The cause of the break still isn’t known, since city crews still haven’t been able to inspect the line because of high river levels.
The city said it has been monitoring the river daily and would evaluate again Monday.
Though it wasn’t an especially long emergency, it was an intense time in Dayton.
In 72 hours, Dayton’s water dispatch center received 8,958 calls, or about 20 times the number it receives in a typical week at this time of year. Dispatch handled 393 calls in the last week of January and 463 in the first week of February.
“When this happened, our call centers were completely overwhelmed with phone calls,” said Dayton City Manager Shelley Dickstein.
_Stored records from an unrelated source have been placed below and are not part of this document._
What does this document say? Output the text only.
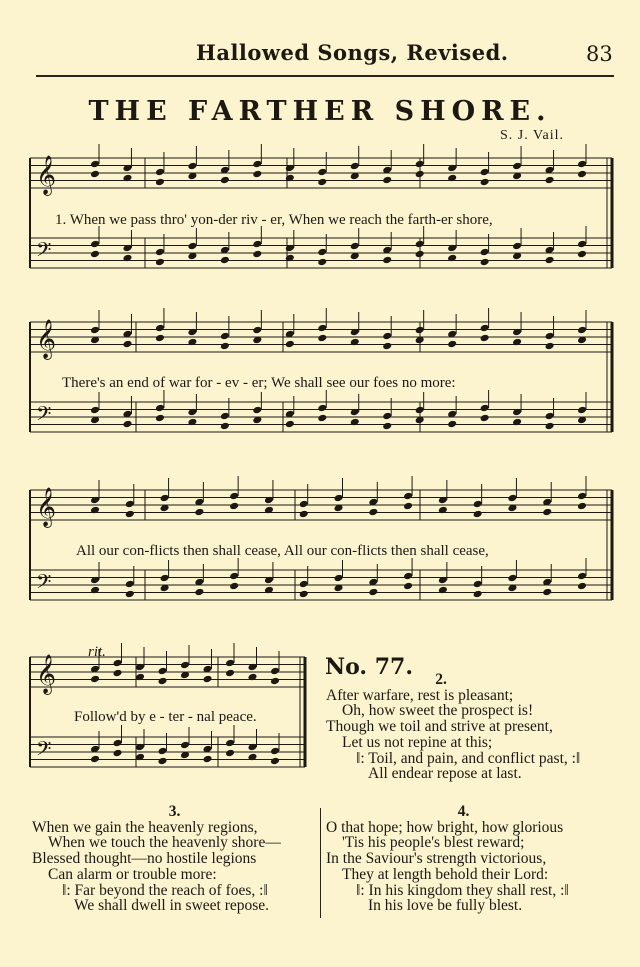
Hallowed Songs, Revised.	83
THE FARTHER SHORE.
S. J. Vail.
𝄞
𝄢
𝄞
𝄢
𝄞
𝄢
𝄞
𝄢
rit.
1. When we pass thro' yon-der riv - er, When we reach the farth-er shore,
There's an end of war for - ev - er; We shall see our foes no more:
All our con-flicts then shall cease, All our con-flicts then shall cease,
Follow'd by e - ter - nal peace.
No. 77.	2.
After warfare, rest is pleasant;
Oh, how sweet the prospect is!
Though we toil and strive at present,
Let us not repine at this;
‖: Toil, and pain, and conflict past, :‖
All endear repose at last.
3.
When we gain the heavenly regions,
When we touch the heavenly shore—
Blessed thought—no hostile legions
Can alarm or trouble more:
‖: Far beyond the reach of foes, :‖
We shall dwell in sweet repose.
4.
O that hope; how bright, how glorious
'Tis his people's blest reward;
In the Saviour's strength victorious,
They at length behold their Lord:
‖: In his kingdom they shall rest, :‖
In his love be fully blest.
Montgomery County, which gets its water from Dayton, also was flooded with calls.
Between 4:30 p.m. Feb. 13 and 6 a.m. Feb. 16, the county’s environmental services dispatch center, customer service call center and EOC center received 3,255 calls.
The call center and dispatch typically handle 300 to 360 calls per day.
The city used its tech vendor ZenCity to gather real-time information from social media posts while the call centers were swamped with calls, Dickstein said.
“At one point in time, we had 1,000 calls in the queue,” she said.
ZenCity helped the city figure out whether the information it was sharing about the water event was helpful and well received and allowed the city to adjust its messaging to satisfy customers and citizens, Dickstein said.
“We had 24,000 comments that were made during the event … that were culminated in a report by ZenCity,” Dickstein said.
About 86 percent of comments were positive or neutral, compared to 14 percent that were negative, she said.
The crisis led to a large response by city staff. About 87 city employees worked to manage the crisis.
During the event, Montgomery County field crews and engineering staff worked more than 500 combined hours assisting the city in locating the main break and then pressurizing and restoring water service, said Brianna Wooten, county spokeswoman.